Current Availability
Ed is tentatively available for dating again.
If you genuinely believe:
- [math]p\left(You \cap The\,One \ne \{\empty\}\,|\,First\,Glance\right) \gg 0[/math]
then please stalk me at your earliest convenience.
It should be entirely unnecessary for me to suggest that you have at least one graduate degree with a basis in a mathematical discipline (i.e. math(s), econ, physics, engineering, etc.), as I would assume that you've stopped reading by now if you don't.
Rules of Dating
The Age Rule
I was unable to find a reference for the defacto standard age rule, but I believe it is a follows:
Denote two people [math]i[/math] and [math]i[/math] such that [math]Age_i \le Age_j[/math], then it is acceptable for them to date if [math]Age_i \ge \max \{\left(\frac{Age_j}{2}\right)+7[/math],\underline{Age}\}
True Love
Definition
Let [math]H[/math] denote the set of all entities (perhaps Humans, though we might also include dogs, cats and horses, according to historical precedent).
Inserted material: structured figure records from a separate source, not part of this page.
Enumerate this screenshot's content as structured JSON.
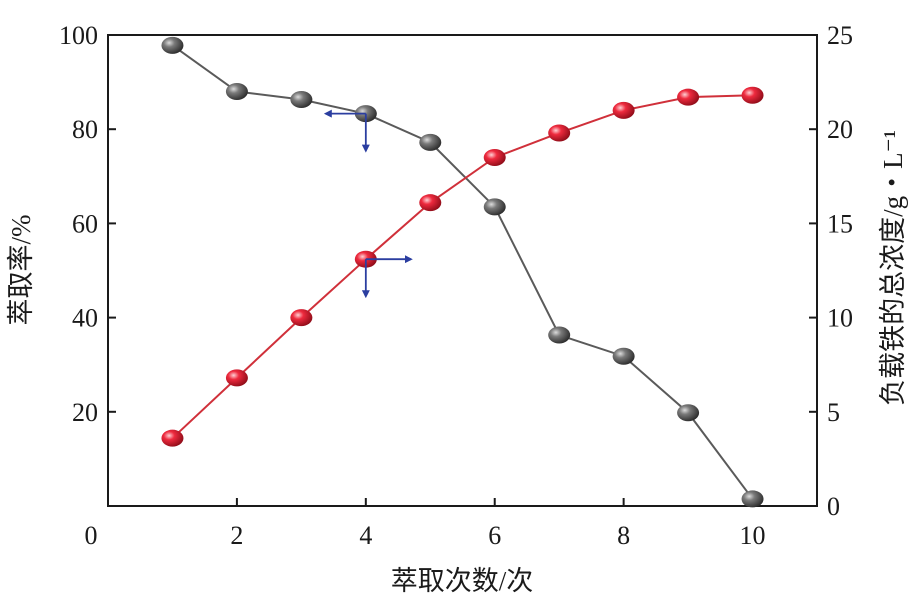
{
  "chart_data": {
    "type": "line",
    "xlabel": "萃取次数/次",
    "ylabel_left": "萃取率/%",
    "ylabel_right": "负载铁的总浓度/g・L⁻¹",
    "x_ticks": [
      "0",
      "2",
      "4",
      "6",
      "8",
      "10"
    ],
    "y_left_ticks": [
      "20",
      "40",
      "60",
      "80",
      "100"
    ],
    "y_right_ticks": [
      "0",
      "5",
      "10",
      "15",
      "20",
      "25"
    ],
    "xlim": [
      0,
      11
    ],
    "ylim_left": [
      0,
      100
    ],
    "ylim_right": [
      0,
      25
    ],
    "series": [
      {
        "axis": "left",
        "color": "#5a5a5a",
        "marker_color": "#555555",
        "x": [
          1,
          2,
          3,
          4,
          5,
          6,
          7,
          8,
          9,
          10
        ],
        "values": [
          97.8,
          88.0,
          86.3,
          83.3,
          77.2,
          63.5,
          36.3,
          31.8,
          19.8,
          1.5
        ]
      },
      {
        "axis": "right",
        "color": "#d0303a",
        "marker_color": "#e0283a",
        "x": [
          1,
          2,
          3,
          4,
          5,
          6,
          7,
          8,
          9,
          10
        ],
        "values": [
          3.6,
          6.8,
          10.0,
          13.1,
          16.1,
          18.5,
          19.8,
          21.0,
          21.7,
          21.8
        ]
      }
    ],
    "annotations": [
      {
        "type": "arrow-pair",
        "x": 4,
        "y": 83.3,
        "axis": "left",
        "dir": "left",
        "color": "#2b3ea0"
      },
      {
        "type": "arrow-pair",
        "x": 4,
        "y": 52.4,
        "axis": "left",
        "dir": "right",
        "color": "#2b3ea0"
      }
    ]
  }
}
Let [math]T[/math] denote the set of pairs of individuals who have True Love, such that:
- [math]\forall\{i,j\} \in T: \quad (i \succ_j h \quad \forall h \ne i) \and (j \succ_i h \quad \forall h \ne j), \quad h \in H \cap \{\emptyset\}[/math]
Note that:
- The definition employs strict preferences. A polyamorous definition might allow weak preferences instead.
- The union with the empty set allows for people who would rather be alone (e.g. Liz Lemon/Tina Fey), provided that we allow a mild abuse of notation so that [math]\{\emptyset\} \succ_{i} h[/math].
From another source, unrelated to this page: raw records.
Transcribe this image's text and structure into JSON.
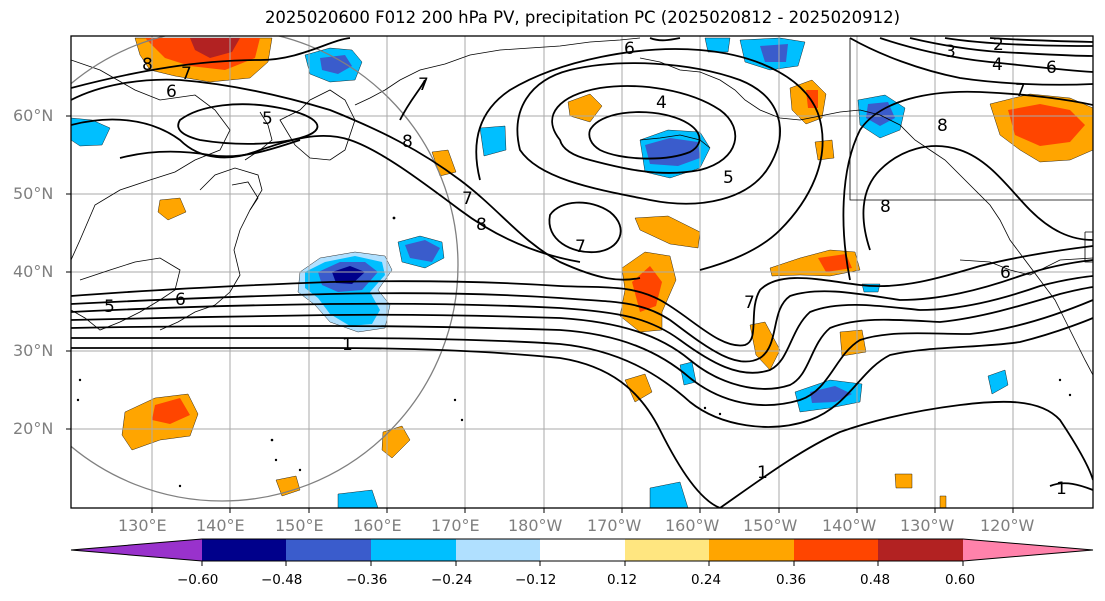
{
  "title": "2025020600 F012 200 hPa PV, precipitation PC (2025020812 - 2025020912)",
  "lat_labels": [
    "20°N",
    "30°N",
    "40°N",
    "50°N",
    "60°N"
  ],
  "lon_labels": [
    "130°E",
    "140°E",
    "150°E",
    "160°E",
    "170°E",
    "180°W",
    "170°W",
    "160°W",
    "150°W",
    "140°W",
    "130°W",
    "120°W"
  ],
  "colorbar": {
    "ticks": [
      "−0.60",
      "−0.48",
      "−0.36",
      "−0.24",
      "−0.12",
      "0.12",
      "0.24",
      "0.36",
      "0.48",
      "0.60"
    ],
    "colors": [
      "#9932cc",
      "#00008b",
      "#3a5ccc",
      "#00bfff",
      "#b0e0ff",
      "#ffffff",
      "#ffe680",
      "#ffa500",
      "#ff4500",
      "#b22222",
      "#ff82ab"
    ]
  },
  "contour_labels": [
    "8",
    "7",
    "6",
    "5",
    "4",
    "3",
    "2",
    "1"
  ],
  "map_contour_labels": [
    {
      "t": "8"
    },
    {
      "t": "7"
    },
    {
      "t": "6"
    },
    {
      "t": "5"
    },
    {
      "t": "6"
    },
    {
      "t": "5"
    },
    {
      "t": "1"
    },
    {
      "t": "7"
    },
    {
      "t": "8"
    },
    {
      "t": "7"
    },
    {
      "t": "8"
    },
    {
      "t": "6"
    },
    {
      "t": "5"
    },
    {
      "t": "7"
    },
    {
      "t": "7"
    },
    {
      "t": "8"
    },
    {
      "t": "3"
    },
    {
      "t": "2"
    },
    {
      "t": "4"
    },
    {
      "t": "6"
    },
    {
      "t": "7"
    },
    {
      "t": "8"
    },
    {
      "t": "6"
    },
    {
      "t": "1"
    },
    {
      "t": "1"
    },
    {
      "t": "4"
    }
  ]
}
The Existence of True Love
Can we prove that [math] T \ne \{\emptyset\}[/math] ?
The Brad Pitt Problem
Rational preferences aren't sufficient to guarantee that [math] T \ne \{\emptyset\}[/math].
Proof:
Recall that a preference relation is rational if it is complete and transitive:
- Completeness: [math]\forall x,y \in X: \quad x \succsim y \;\or\; y \succsim x[/math]
- Transitivity: [math]\forall x,y,z \in X: \quad \mbox{if}\; \; x \succsim y \;\and\; y \succsim x \;\mbox{then}\; x \succsim z[/math]
Also recall the definition of the strict preference relation:
- [math]x \succ y \quad \Leftrightarrow \quad x \succsim y \;\and\; y \not{\succsim} x[/math]
Then suppose:
- [math]\forall j \ne i \in H \quad i \succ_j h \quad \forall h\ne i \in H\quad\mbox{(Everyone loves Brad)}[/math]
- [math]\{\emptyset\} \succ_i h \quad \forall h \in H\quad\mbox{(Brad would rather be alone)}[/math]
Then [math]T = \{\emptyset\}[/math] Q.E.D.
The Pitt-Depp Addendum
Adding the constraint that 'everybody loves somebody', or equivalently that:
- [math]\forall i \in H \quad \exists h \in H \;\mbox{s.t. }\; h \succ_i \{\emptyset\}[/math]
does not make rational preferences sufficient to guarantee that [math] T \ne \{\emptyset\}[/math].
Proof:
Suppose:
- [math]\forall k \ne i,j \in H \quad i \succ_j h \quad \forall h\ne i,k \in H\quad\mbox{(Everyone, except Johnny, loves Brad)}[/math]
- [math]j \succ_i h \quad \forall h\ne j \in H\quad\mbox{(Brad loves Johnny)}[/math]
- [math]\exists h' \ne i,j \; \mbox{s.t.}\; h'\succ_j h \quad \forall h\ne h',i \in H\quad\mbox{(Johnny loves his wife)}[/math]
Then [math]T = \{\emptyset\}[/math] Q.E.D.
Note: Objections to this proof on the grounds of the inclusion of Johnny Depp should be addressed to Matthew Rabin.